"If you screw up today, you are going to have a lot more people paying attention to the screwup than you would 10 years ago. And conversely, if you can lead a success, there is a lot more potential interest and power behind the ability to organize a success story, to organize a project and bring it to fruition."
This aptly describes the promise and pitfalls of being digital. It's the observation of Jeffrey Eisenach, generally credited as the father of the Digital State Survey. But he isn't talking about today's mobile culture of text messaging and tweeting, which overdiscloses life's mundane. Eisenach's comments are from a 1997 Government Technology interview in which he insisted "the digital revolution is very real to the average citizen today" and "states, localities and nations need to move much more rapidly than they are right now to get digital." That was 12 years ago, but the complaint still resonates.
In many ways, technology's finally catching up with Eisenach's vision of what government could do. But even in the mid-'90s, he and others saw possibilities that came with a more fully connected world. "There is a lot more ability to build coalitions and bring a lot more people into the process than you could before, and a much bigger payoff if you are successful," he said.

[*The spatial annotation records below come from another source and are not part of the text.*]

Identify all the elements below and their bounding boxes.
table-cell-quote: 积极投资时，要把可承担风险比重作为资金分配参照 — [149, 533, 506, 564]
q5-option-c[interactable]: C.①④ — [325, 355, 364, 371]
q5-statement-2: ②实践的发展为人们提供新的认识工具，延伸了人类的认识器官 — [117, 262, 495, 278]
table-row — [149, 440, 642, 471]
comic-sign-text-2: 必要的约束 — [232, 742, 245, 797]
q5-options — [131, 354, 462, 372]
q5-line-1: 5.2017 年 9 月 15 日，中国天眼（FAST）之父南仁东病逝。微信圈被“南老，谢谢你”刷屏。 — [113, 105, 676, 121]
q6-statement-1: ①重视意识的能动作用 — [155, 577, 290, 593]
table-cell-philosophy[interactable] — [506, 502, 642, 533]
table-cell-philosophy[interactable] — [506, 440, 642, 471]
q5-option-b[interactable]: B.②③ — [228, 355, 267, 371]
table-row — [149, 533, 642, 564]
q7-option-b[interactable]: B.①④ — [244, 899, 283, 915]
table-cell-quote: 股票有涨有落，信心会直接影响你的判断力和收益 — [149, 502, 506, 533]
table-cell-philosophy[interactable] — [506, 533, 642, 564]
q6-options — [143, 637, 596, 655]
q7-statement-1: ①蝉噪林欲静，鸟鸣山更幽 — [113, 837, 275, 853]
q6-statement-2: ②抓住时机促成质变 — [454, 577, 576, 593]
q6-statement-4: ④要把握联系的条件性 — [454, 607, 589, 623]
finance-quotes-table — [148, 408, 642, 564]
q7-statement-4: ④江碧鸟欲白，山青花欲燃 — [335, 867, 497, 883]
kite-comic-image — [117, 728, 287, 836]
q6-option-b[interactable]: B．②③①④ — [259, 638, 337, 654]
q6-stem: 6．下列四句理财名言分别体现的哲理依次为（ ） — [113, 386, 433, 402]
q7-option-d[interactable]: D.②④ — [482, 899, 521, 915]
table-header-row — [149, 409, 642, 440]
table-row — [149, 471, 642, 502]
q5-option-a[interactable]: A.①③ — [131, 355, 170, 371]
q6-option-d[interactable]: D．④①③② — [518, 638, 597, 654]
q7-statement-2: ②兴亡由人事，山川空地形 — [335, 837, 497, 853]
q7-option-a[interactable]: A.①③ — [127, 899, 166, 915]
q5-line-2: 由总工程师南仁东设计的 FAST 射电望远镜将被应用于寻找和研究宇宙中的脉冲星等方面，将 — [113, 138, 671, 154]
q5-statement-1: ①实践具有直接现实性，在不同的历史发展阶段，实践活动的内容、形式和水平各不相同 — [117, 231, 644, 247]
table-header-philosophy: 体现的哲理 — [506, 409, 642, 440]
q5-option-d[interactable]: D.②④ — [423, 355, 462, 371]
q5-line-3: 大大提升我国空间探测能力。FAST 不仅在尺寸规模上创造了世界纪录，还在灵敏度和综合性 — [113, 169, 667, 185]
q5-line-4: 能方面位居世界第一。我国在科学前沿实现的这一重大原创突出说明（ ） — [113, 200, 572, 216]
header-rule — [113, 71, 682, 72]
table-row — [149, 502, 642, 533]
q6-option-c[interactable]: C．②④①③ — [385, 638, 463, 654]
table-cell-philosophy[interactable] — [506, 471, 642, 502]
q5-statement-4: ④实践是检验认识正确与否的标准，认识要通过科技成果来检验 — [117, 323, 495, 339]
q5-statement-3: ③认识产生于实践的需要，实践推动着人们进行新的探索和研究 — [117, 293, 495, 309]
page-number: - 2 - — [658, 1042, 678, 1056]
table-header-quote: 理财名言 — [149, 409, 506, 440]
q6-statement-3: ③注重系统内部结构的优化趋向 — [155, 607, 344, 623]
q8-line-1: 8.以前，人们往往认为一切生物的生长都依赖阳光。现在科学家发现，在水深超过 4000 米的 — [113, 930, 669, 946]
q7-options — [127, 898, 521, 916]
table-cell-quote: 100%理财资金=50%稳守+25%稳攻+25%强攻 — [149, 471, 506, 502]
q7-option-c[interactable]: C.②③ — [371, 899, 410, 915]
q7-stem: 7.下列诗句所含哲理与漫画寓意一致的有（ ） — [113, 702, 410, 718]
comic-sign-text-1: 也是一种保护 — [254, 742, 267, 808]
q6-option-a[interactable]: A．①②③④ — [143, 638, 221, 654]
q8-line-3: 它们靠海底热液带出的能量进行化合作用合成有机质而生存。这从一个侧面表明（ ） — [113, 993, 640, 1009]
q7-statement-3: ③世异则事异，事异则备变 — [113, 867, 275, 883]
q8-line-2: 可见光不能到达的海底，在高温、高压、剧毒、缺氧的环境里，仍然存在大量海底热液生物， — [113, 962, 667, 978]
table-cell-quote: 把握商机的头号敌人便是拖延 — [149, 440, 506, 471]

Gentle competition among states has been a catalyst for ad hoc coalitions that have formed and operated informally for more than a decade. Under the tutelage of the survey's adoptive parents -- the Center for Digital Government (CDG) -- the singular Digital State is now a community of Digital States. There are three distinct tiers: a dozen top-ranked states with a common view of the future, a second tier intent on challenging for the top 10 and a third group that shares a strategy to leapfrog onto the charts.
The Digital States Survey is the nation's original and only sustained benchmark of state IT programs as a whole -- from citizen-facing applications to the policy framework and technological infrastructure that makes it all possible.